Intra-hour scheduling challenges
Another IT-intensive challenge associated with integrating renewables is the use of shorter transmission scheduling intervals, or intra-hour scheduling. Typically, electricity is scheduled on an hourly basis, which means utilities must carry reserves across the entire hour in order to make sure enough energy is provided during that one-hour window. Dramatic shifts in wind production, for example, require storing a significant amount of reserve capability to absorb those fluctuations.
To lessen the impact, BPA is considering moving from hourly scheduling to 30-minute scheduling, which would ease the problem but also create many complicated changes to BPA's scheduling systems.
"There is a lot of IT involved in those traditional scheduling systems," said Mainzer, "like scheduling the tagging of the energy between the balancing authorities. Eventually you start to get close to your core operational software-your AGC systems and your other core operation systems."
There have even been discussions around the country about requiring transmission providers to actually move from 30-minute scheduling to 15-minute intervals, which would result in even greater infrastructure change.
"We've just now taken the hood off the engine to try and figure out how dramatic a change that would be and how much additional infrastructure would be needed in terms of automation, scheduling and tagging," said Mainzer. In addition, automatic generation control (AGC) systems, billing and metering would all be impacted by the shorter scheduling system.
Data harvesting to assist in forecasting
Mainzer says the next challenge for BPA is to harvest all of the additional data it is gathering and to put it to use in building its own internal forecasting system. That forecasting would then be channeled directly into the heart of BPA's operation.
Mainzer said that most wind generators-whether they are owned by independent power producers or utilities-forecast and schedule their own wind across BPA's system.

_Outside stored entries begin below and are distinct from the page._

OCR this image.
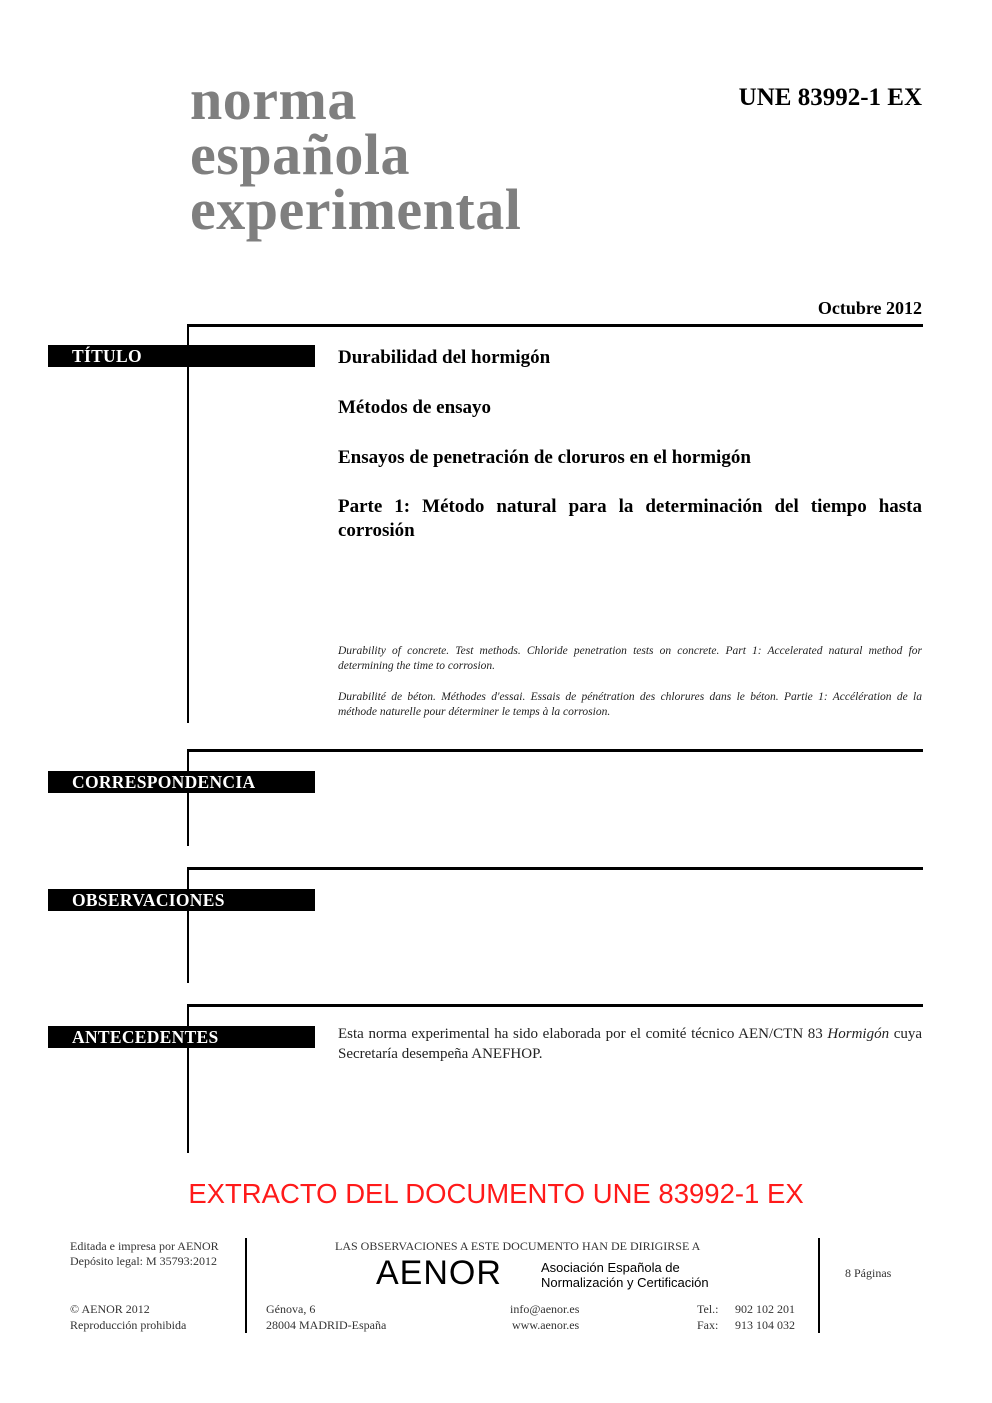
norma
española
experimental
UNE 83992-1 EX
Octubre 2012
TÍTULO	Durabilidad del hormigón
Métodos de ensayo
Ensayos de penetración de cloruros en el hormigón
Parte 1: Método natural para la determinación del tiempo hasta corrosión
Durability of concrete. Test methods. Chloride penetration tests on concrete. Part 1: Accelerated natural method for determining the time to corrosion.
Durabilité de béton. Méthodes d'essai. Essais de pénétration des chlorures dans le béton. Partie 1: Accélération de la méthode naturelle pour déterminer le temps à la corrosion.
CORRESPONDENCIA
OBSERVACIONES
ANTECEDENTES	Esta norma experimental ha sido elaborada por el comité técnico AEN/CTN 83 Hormigón cuya Secretaría desempeña ANEFHOP.
EXTRACTO DEL DOCUMENTO UNE 83992-1 EX
Editada e impresa por AENOR
Depósito legal: M 35793:2012
© AENOR 2012
Reproducción prohibida
LAS OBSERVACIONES A ESTE DOCUMENTO HAN DE DIRIGIRSE A
AENOR	Asociación Española de
Normalización y Certificación
Génova, 6
28004 MADRID-España
info@aenor.es
www.aenor.es
Tel.: 902 102 201
Fax: 913 104 032
8 Páginas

The resulting problem is that BPA is never quite sure whether what they are scheduling will match what they are forecasting.
Improved supply chain visibility is the buzzword in many industries today, and it's no different in this case. "We don't have great visibility into their forecasts, which creates additional uncertainties for our operators," he said. "So we're talking about the possibility of all working off the same forecasting system and the same scheduling system so we won't have to guess at what they schedule and have to carry additional reserves to deal with that volatility.
"It's about bringing the forecasting into the heart of our operations and then developing a centralized forecasting sys-tem that people can use for better scheduling," said Mainzer. "That is really the next frontier."
As the deadlines for renewable portfolio standards draw closer, Mainzer believes it's crucial for regulators, utilities and state and federal agencies to work closely together to ensure that environmental goals can be met without causing too much upheaval to existing utility systems.
"We're experiencing massive growth," he said. "Increasingly as we scale up, we'll need much greater collaboration and dialogue between policymakers and the utility community about how to implement a lot of these programs."